The budget process has since fallen on hard times. It is much reviled (though not always justly, we believe). CBO, by contrast, has surpassed the highest expectations of its founders. Its first director, Alice Rivlin, who served from 1975 to 1983, set a standard of businesslike, sophisticated and detached analysis that seemed at first to clash with the congressional culture -- and eventually helped to elevate it. Her successor Rudolph Penner, who retired last year, followed in the same tradition.

Together they and the senior members of the House and Senate who gave them room to operate made CBO -- which unlike OMB does not have to follow a particular line -- the most authoritative voice in government on budgetary matters, not merely the numbers but the policy choices. Myths have been dispelled by CBO's good work, the quality of debate has been improved, and Congress has gained important leverage in dealing with the White House.

We sing these praises because now these achievements are in danger of being not destroyed, but smudged. The people who are doing the damage are precisely the ones who in some ways have the most to lose and in the past have recognized the special virtue of CBO and protected it from Congress' own worst tendencies, the party and budgetary leaders of the two houses. Mr. Penner left the agency last March. He had previously given ample notice. His place was taken on an acting basis by Edward Gramlich, formerly his deputy, who was one of perhaps half a dozen candidates in the running to succeed him. When no decision was made by the end of last year, Mr. Gramlich returned to the University of Michigan. A division head is now serving as acting director on a temporary basis.

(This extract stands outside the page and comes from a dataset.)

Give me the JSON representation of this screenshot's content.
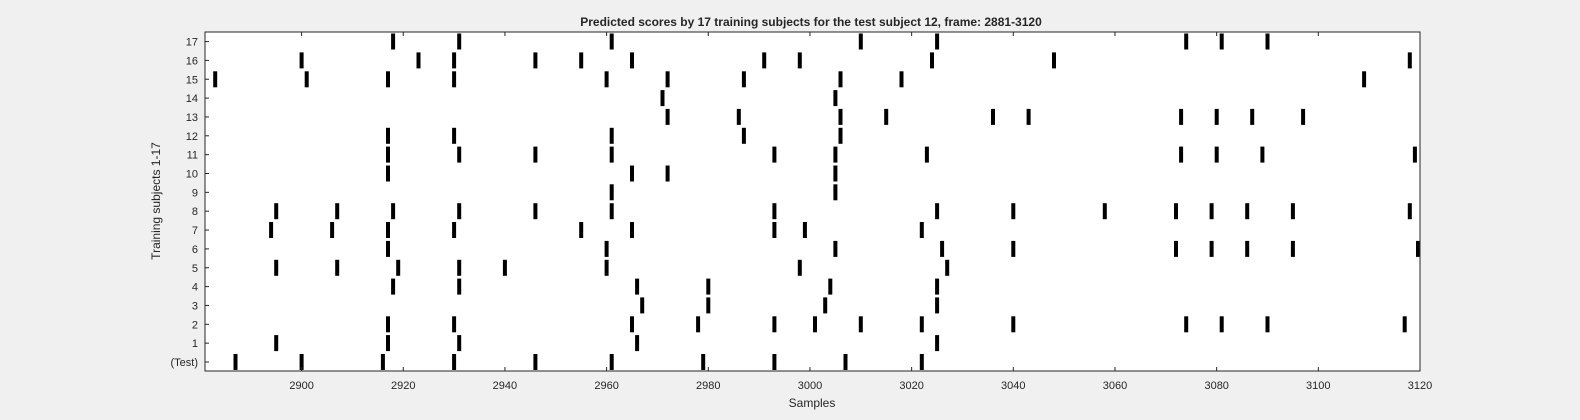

There is no shortage of qualified people to lead this agency. The apparent reason for the delay is that leaders of the two houses haven't been able to agree on a budget director any better than they can on a budget. This in turn has led predictably to all kinds of speculation as to whose man or woman the next director will be. Nothing can do more harm to this valuable institution than the sense that it is somehow even faintly in the pocket of either house, or either party, or any other group. Its strength depends on its independence. The leaders are now said to be about to make a choice, a year late. They need to do it quickly and cleanly; they should play their familiar little games someplace else.